O construto intenção sofreu variação significativa em pessoas de diferentes religiões (católica, muçulmana, outras religiões) e não apresentou variações signficativas quanto ao sexo e a idade ( Twum; Ofori; Agyapong; & Yalley, 2021). No Brasil, os discursos ideológicos antivacina se expandiram no início do século XX, com o movimento denominado Revolta da Vacina, o qual ganhou força diante da obrigatoriedade da vacina e desinformação da população sobre a sua importância, abrindo espaço para a propagação de notícias falsas (Passos & Moraes Filho, 2020). No contexto da pandemia de COVID-19, o movimento se desdobra novamente em torno das vacinas produzidas para o combate do vírus diante do grande número de informações que se dividem entre notícias verdadeiras e falsas (Fernandes & Cortez, 2021).

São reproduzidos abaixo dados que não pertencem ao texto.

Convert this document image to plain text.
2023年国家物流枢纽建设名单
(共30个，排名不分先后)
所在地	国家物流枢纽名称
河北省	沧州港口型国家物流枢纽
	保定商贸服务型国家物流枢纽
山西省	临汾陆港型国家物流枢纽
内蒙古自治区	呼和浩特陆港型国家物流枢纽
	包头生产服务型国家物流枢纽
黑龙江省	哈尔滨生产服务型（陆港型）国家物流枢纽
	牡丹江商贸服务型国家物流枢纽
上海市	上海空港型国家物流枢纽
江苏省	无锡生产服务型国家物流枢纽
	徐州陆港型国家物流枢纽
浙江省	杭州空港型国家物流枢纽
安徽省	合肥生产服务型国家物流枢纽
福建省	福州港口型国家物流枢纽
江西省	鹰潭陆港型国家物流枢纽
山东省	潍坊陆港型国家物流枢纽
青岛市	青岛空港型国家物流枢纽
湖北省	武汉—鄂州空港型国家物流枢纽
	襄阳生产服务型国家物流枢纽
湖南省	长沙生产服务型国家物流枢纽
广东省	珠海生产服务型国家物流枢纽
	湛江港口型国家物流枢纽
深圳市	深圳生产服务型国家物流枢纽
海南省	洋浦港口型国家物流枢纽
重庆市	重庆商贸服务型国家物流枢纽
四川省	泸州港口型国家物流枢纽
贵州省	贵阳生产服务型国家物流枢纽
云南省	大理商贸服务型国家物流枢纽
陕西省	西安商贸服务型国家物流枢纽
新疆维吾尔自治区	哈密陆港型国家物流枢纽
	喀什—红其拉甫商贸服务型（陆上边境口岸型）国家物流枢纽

Nesse sentido, a relevância deste estudo reside na capacidade de analisar por meio do software IRAMUTEQ as crenças sobre a adesão às vacinas contra a COVID-19 à luz da Teoria da Ação Planejada (TAP). A TAP possui um valioso modelo teórico que vem sendo bastante eficiente para a explicação de comportamentos diversos em saúde, amparando as investigações tanto no que se refere ao suporte teórico-metodológico, quanto na implementação de intervenções (Fishbein & Ajzen, 2010).
2.Método
2.1 Instrumentos, procedimentos e caracterização da amostra
A coleta de dados foi realizada através de um questionário online contendo 28 questões, 13 relacionadas aos aspectos sociodemográficos (sexo, idade, cor/raça, estado civil, filhos/as, quantidade de filhos/as, religião, profissão, escolaridade) e questões relacionadas às condições e área da atividade laboral, identificação de co-habitação com pessoas pertencentes aos grupos de risco e grau parentesco. As demais questões foram construídas com base na Teoria da Ação Planejada (TAP) e solicitavam aos participantes que indicassem suas opiniões sobre facilidades, dificuldades, vantagens, desvantagens e demais crenças sobre aderir à vacinação. O instrumento foi criado por meio da plataforma digital Google Forms, foi divulgado e disponibilizado pelo aplicativo WhatsApp por meio de redes de contato, sendo o público-alvo indivíduos que se encontravam fora da faixa etária convocada para campanha vacinal no período da coleta de dados. A pesquisa ficou disponível durante 12 dias entre os meses de maio e junho de 2021, contando com a participação de 36 respondentes.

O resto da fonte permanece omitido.